Со всех сторон к дороге подступали густые заросли низкорослых деревьев с кривыми узловатыми стволами и плотными кронами синевато— зеленого цвета. Лишь приглядевшись, можно было обнаружить, что никакая это не глухомань да чащоба, а заботливо ухоженный сад: деревья стояли четкими рядами, как солдатики на параде, между ними не было и следа каких-нибудь сорняков, и, судя по размерам крон и высоте, все это было высажено в одно время. Через равные промежутки над верхушками поднимались коленчатые шпили из серебристого металла, увенчанные ажурными чашами — не то антенны, не то какие-то агротехнические сооружения неясного предназначения. Изредка при поворотах дороги в этот выверенный до скуки пейзаж вторгались посторонние детали, вроде краешка океанской глади или сверкавшей на солнце отвесной мраморной грани далекого горного кряжа…
Юзванд, страдальчески исказив лицо, пригнулся вперед; он по-прежнему безмолвствовал, но теперь в его эмо-фоне преобладала, подавляя все остальные, агрессивно-тревожная компонента. Кратов отвлекся от созерцания садовых насаждений: наблюдать за поведением геургута было не в пример любопытнее. Юзванд что-то коротко и неразборчиво гаркнул: водитель качнулся вперед всем корпусом и, не убирая правую руку с пульта, левой вытащил откуда-то из-под сидения сразу два похожих на складные зонтики энергоразрядника («Модель „Горний Гнев“, портативный вариант, дальность поражения пятьдесят шагов, радиус охвата цели от пяти до пятнадцати шагов, встроенная батарея на восемьсот залпов с полусекундным лагом на восстановление мощности и непрерывной рекреацией от любых естественных источников энергии», — совершенно автоматически отметил Кратов), один из которых положил себе на колени, а другой не глядя сунул Юзванду. «Что происходит?» — спросил он вслух, не особенно рассчитывая на ответ.

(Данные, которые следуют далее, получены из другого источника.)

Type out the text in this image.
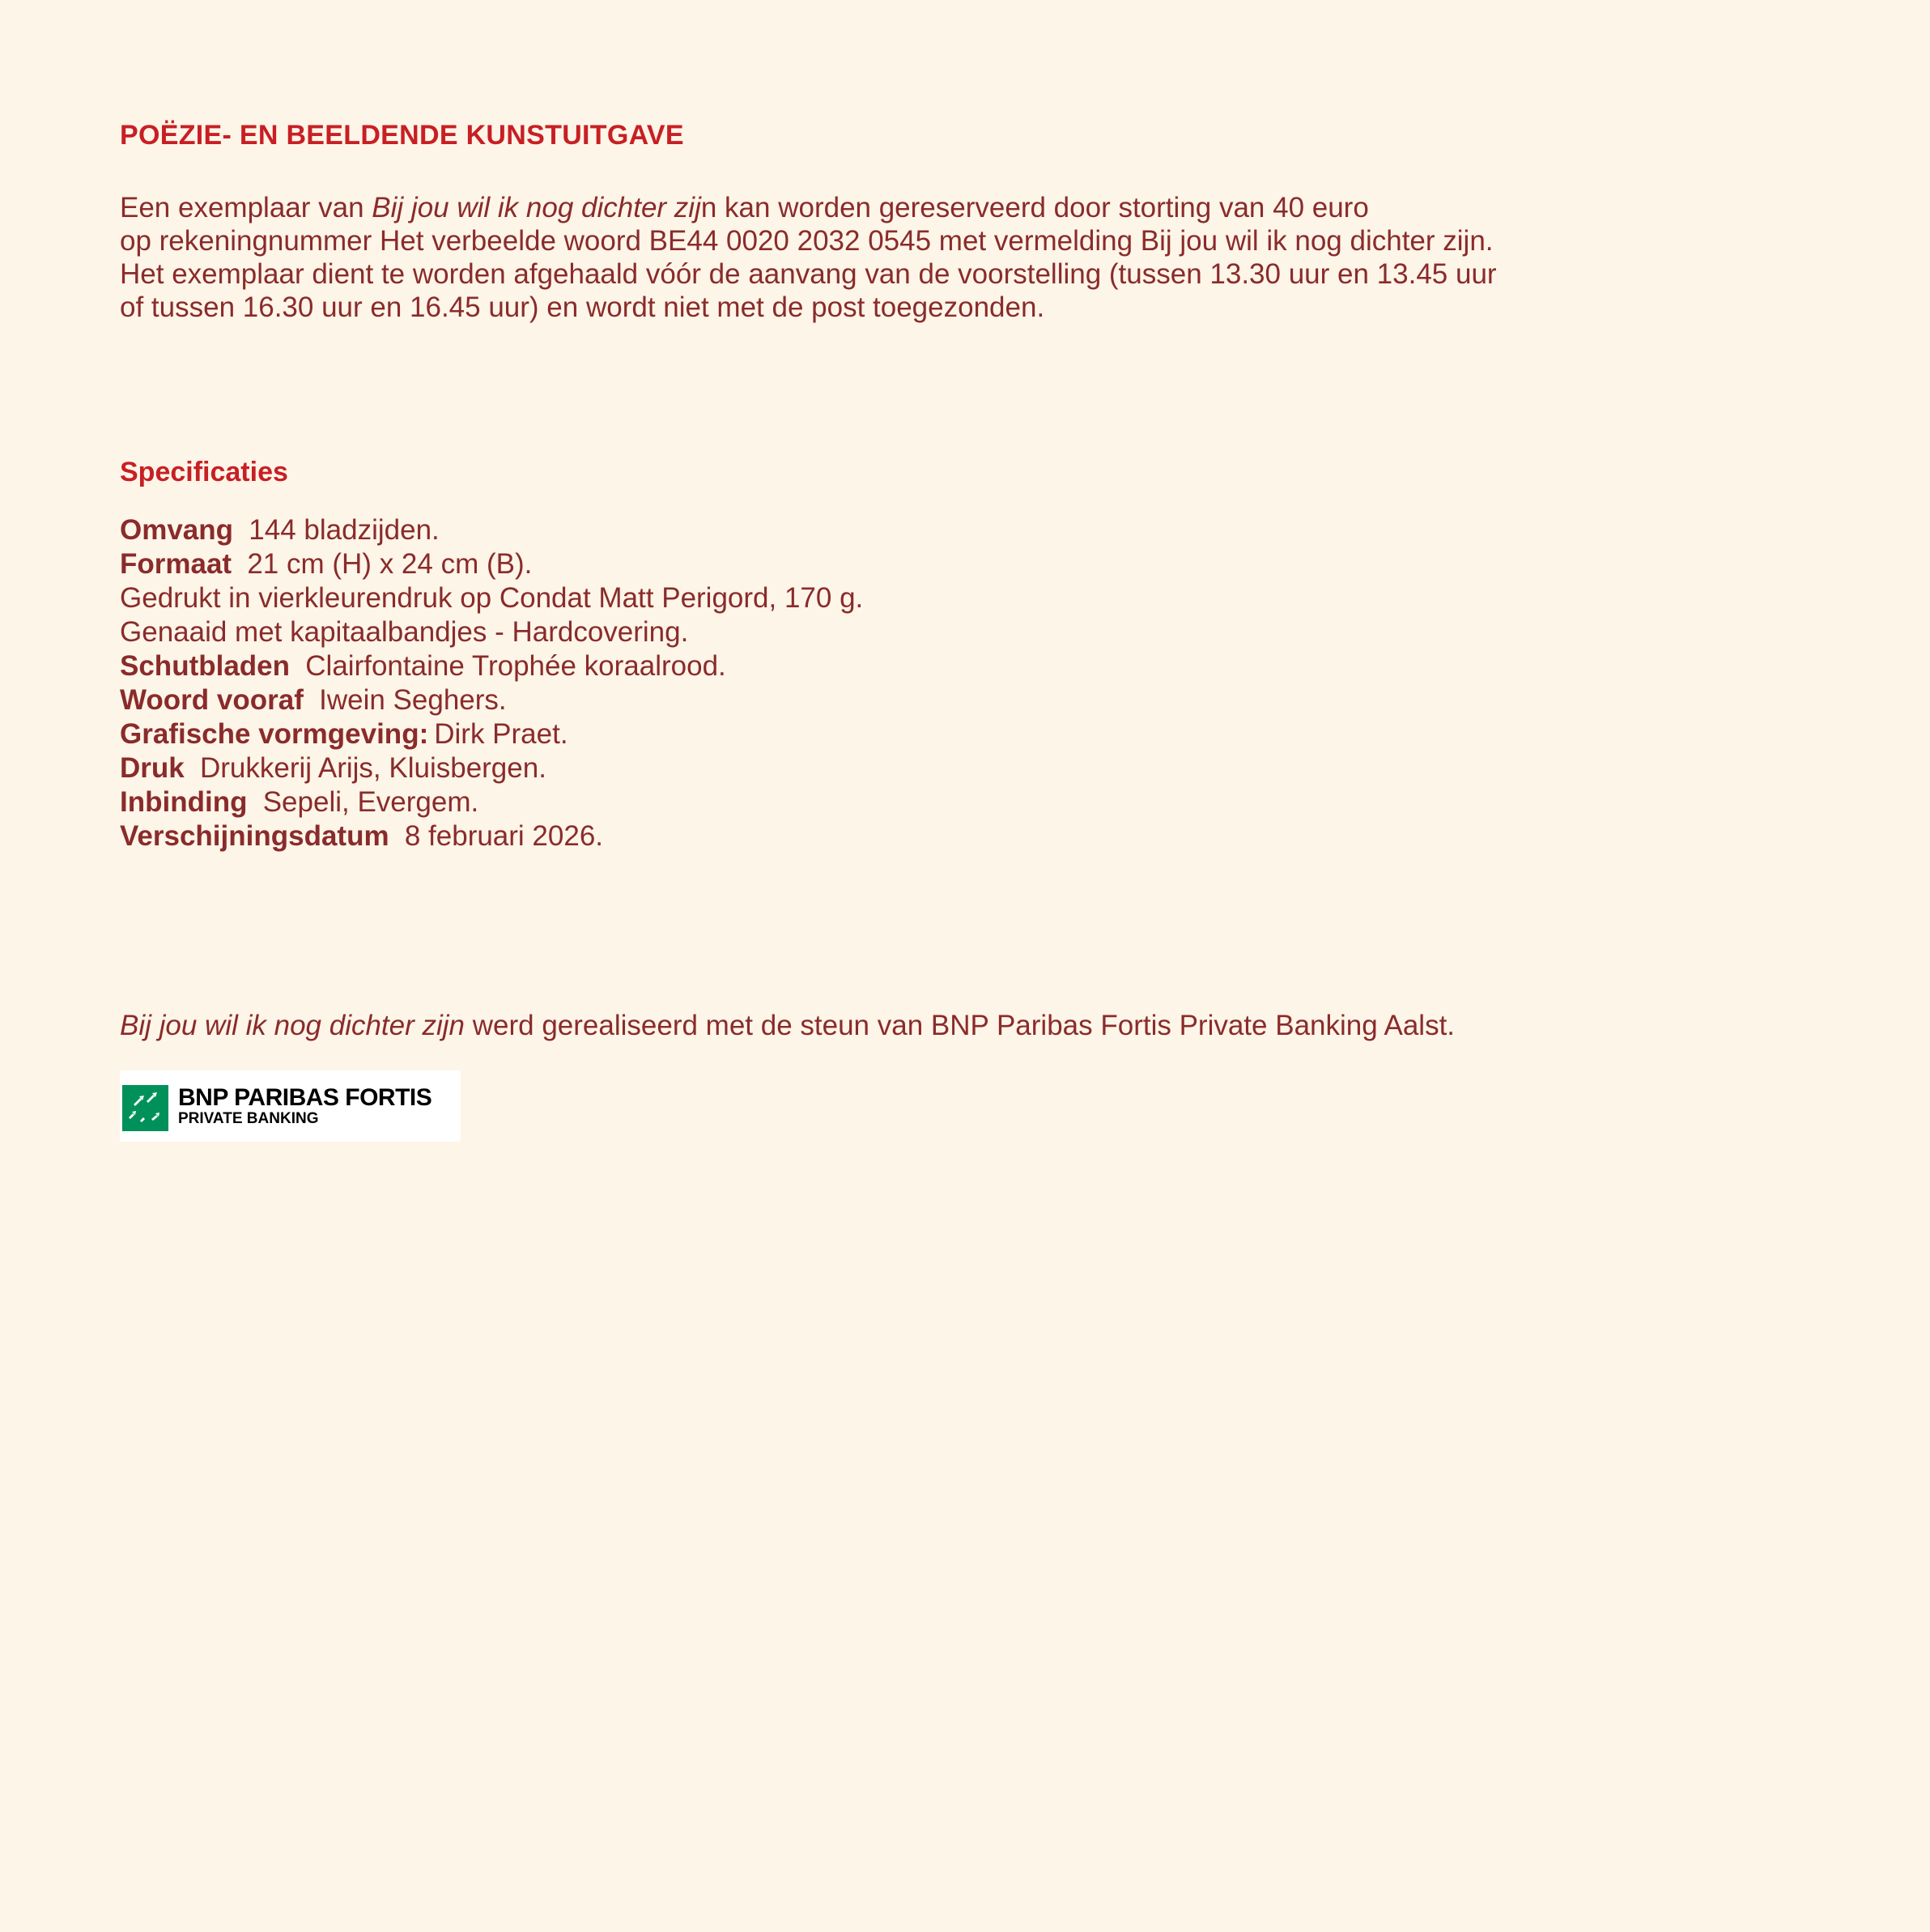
POËZIE- EN BEELDENDE KUNSTUITGAVE

Een exemplaar van Bij jou wil ik nog dichter zijn kan worden gereserveerd door storting van 40 euro
op rekeningnummer Het verbeelde woord BE44 0020 2032 0545 met vermelding Bij jou wil ik nog dichter zijn.
Het exemplaar dient te worden afgehaald vóór de aanvang van de voorstelling (tussen 13.30 uur en 13.45 uur
of tussen 16.30 uur en 16.45 uur) en wordt niet met de post toegezonden.

Specificaties
Omvang 144 bladzijden.
Formaat 21 cm (H) x 24 cm (B).
Gedrukt in vierkleurendruk op Condat Matt Perigord, 170 g.
Genaaid met kapitaalbandjes - Hardcovering.
Schutbladen Clairfontaine Trophée koraalrood.
Woord vooraf Iwein Seghers.
Grafische vormgeving: Dirk Praet.
Druk Drukkerij Arijs, Kluisbergen.
Inbinding Sepeli, Evergem.
Verschijningsdatum 8 februari 2026.
Bij jou wil ik nog dichter zijn werd gerealiseerd met de steun van BNP Paribas Fortis Private Banking Aalst.
BNP PARIBAS FORTIS
PRIVATE BANKING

Его ожидания оправдались. Танк плавно сбавлял ход и вскоре остановился вовсе. Юзванд быстрым и громким, — то, что называют «театральным», — шепотом наговаривал что-то во всплывший перед лицом микрофон, рот его презрительно кривился, но в желтых глазах тускло тлел огонек смертной тоски. Водитель же был по-прежнему хладнокровен, обе руки покойно лежали на пульте, а до оружия ему как бы и вовсе не было дела, так что понять, что творится, было невозможно.
А перед миниатюрным «стуррэгом», заслоняя солнце и небосвод, перекрывая весь передний обзор своим чудовищным, необозримым, черным в желтых разводах бортом, тяжко приподняв когтистую ступню, во всей своей первобытной красе разворачивался на месте большой тяжелый бронемех «хоррог». В приблизительном переводе это означало «Пожиратель равнин» и могло быть интерпретировано двояко: либо «нечто, пожирающее все. что движется и произраСтаст на равнинах, не исключая и собственно равнины как топографические объекты», либо «некий монстр, на означенных равнинах всего лишь привольно бесчинствующий».
Эта машина могла называться как угодно. Все равно выглядела она невообразимо ужасно.

16

— Все остаются на местах, — сказал Юзванд. — Это предательство, и оно будет наказано.
— Как именно? — нервно осведомился Кратов.
— К нам уже направляется танковая рота, верная воинской чести и присяге…
— Эго мятежники Лихлэбра? — быстро спросил Кратов.
— Да, да…
— Сколько их?
— Не меньше-эскадрона.
— И вы полагаете, они отступят перед превосходящими силами Нишортуннов?
— Полагаю, нет, — сквозь зубы процедил Юзванд.
— Изумительно!.. Что нас ожидает?
— Вас возьмут в заложники… надеюсь. Прежде Лихлэбра интересовала лишь янгайрн Озма, — на сей раз это противное истинно эхайнской душе сочетание далось геургуту без труда. — Но теперь, кажется, он осознал и вашу ценность.
— А что будет с вами?
— Мы — эхайны, — пожал плечами Юзванд. — Мы верны присяге. — Помедлив, он добавил: — Глупо было отправлять вас без воинского оскорта. Но геакетт Кэкбур не желал привлекать внимания воздушной разведки. Расчет нe оправдался. Трудно было ожидать, что они нагло и прямолинейно перекроют дорогу… Глупо.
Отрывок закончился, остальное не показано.